Contrary to the Court's Local Rules, see M.D.N.C. R. 7.3(a) and (j), both VMI and Siemens failed to file a brief with their respective Motions to Seal.
Only with such input from the parties can the Court comply with the Fourth Circuit's above-referenced procedural requirements for sealing.
CONCLUSION
The Motions to Seal by VMI and Siemens fail to provide a sufficient basis for the Court to grant the relief requested.
IT IS THEREFORE ORDERED that VMI's Motion to Seal (Docket Entry 413) and Siemens's Motion to Seal (Docket Entry 417) are DENIED, but without prejudice to the re-filing of amended motions to seal on or before June 24, 2011, that address the matters outlined in this Memorandum Opinion and Order. Siemens shall cooperate with VMI's efforts to prepare any such amended motion that seeks sealing of VMI's filing based on Siemens's confidentiality designations.
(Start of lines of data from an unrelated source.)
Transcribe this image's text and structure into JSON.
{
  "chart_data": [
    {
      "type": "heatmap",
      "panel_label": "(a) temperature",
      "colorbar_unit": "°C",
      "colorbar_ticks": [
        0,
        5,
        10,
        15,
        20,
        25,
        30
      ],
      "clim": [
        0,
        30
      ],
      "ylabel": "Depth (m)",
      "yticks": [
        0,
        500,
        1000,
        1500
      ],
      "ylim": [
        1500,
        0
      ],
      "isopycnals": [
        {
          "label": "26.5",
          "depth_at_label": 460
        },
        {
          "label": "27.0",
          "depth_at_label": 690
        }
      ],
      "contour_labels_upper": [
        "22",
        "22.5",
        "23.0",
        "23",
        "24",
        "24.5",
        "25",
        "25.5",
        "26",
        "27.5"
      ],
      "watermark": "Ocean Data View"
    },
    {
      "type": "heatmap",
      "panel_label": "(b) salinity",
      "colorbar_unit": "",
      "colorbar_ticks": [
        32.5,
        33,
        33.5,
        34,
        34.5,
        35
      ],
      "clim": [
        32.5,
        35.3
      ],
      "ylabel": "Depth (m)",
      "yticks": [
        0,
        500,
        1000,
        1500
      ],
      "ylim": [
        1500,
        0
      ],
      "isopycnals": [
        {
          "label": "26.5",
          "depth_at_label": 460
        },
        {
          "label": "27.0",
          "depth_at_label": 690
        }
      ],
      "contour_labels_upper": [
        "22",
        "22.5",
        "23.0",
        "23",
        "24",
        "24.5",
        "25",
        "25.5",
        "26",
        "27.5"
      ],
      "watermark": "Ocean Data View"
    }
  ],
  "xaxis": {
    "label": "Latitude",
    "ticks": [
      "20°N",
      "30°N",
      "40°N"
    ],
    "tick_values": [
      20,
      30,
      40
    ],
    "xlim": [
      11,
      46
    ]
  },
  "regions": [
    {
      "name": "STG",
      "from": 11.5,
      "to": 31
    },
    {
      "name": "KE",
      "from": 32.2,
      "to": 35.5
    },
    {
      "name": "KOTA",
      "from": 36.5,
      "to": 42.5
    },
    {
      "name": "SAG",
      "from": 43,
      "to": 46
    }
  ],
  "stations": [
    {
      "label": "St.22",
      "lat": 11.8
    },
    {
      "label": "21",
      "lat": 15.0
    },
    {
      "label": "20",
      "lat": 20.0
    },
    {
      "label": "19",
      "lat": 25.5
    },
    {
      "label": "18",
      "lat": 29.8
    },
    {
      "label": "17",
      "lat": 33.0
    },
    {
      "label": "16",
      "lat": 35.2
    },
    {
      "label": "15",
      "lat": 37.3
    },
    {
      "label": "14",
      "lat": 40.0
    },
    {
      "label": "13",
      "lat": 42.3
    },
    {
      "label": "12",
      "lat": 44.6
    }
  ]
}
Indeed, Siemens should consider filing a joint motion with VMI as to such matters. Given the nature of the disposition of the instant Motions to Seal (i.e., denial with leave to re-file), the underlying documents which VMI and Siemens sought to have the Court seal (Docket Entries 412, 416, 416-1) shall remain sealed at this time. However, if VMI and/or Siemens fails to file an amended motion to seal by June 24, 2011, the Court will order appropriate unsealing.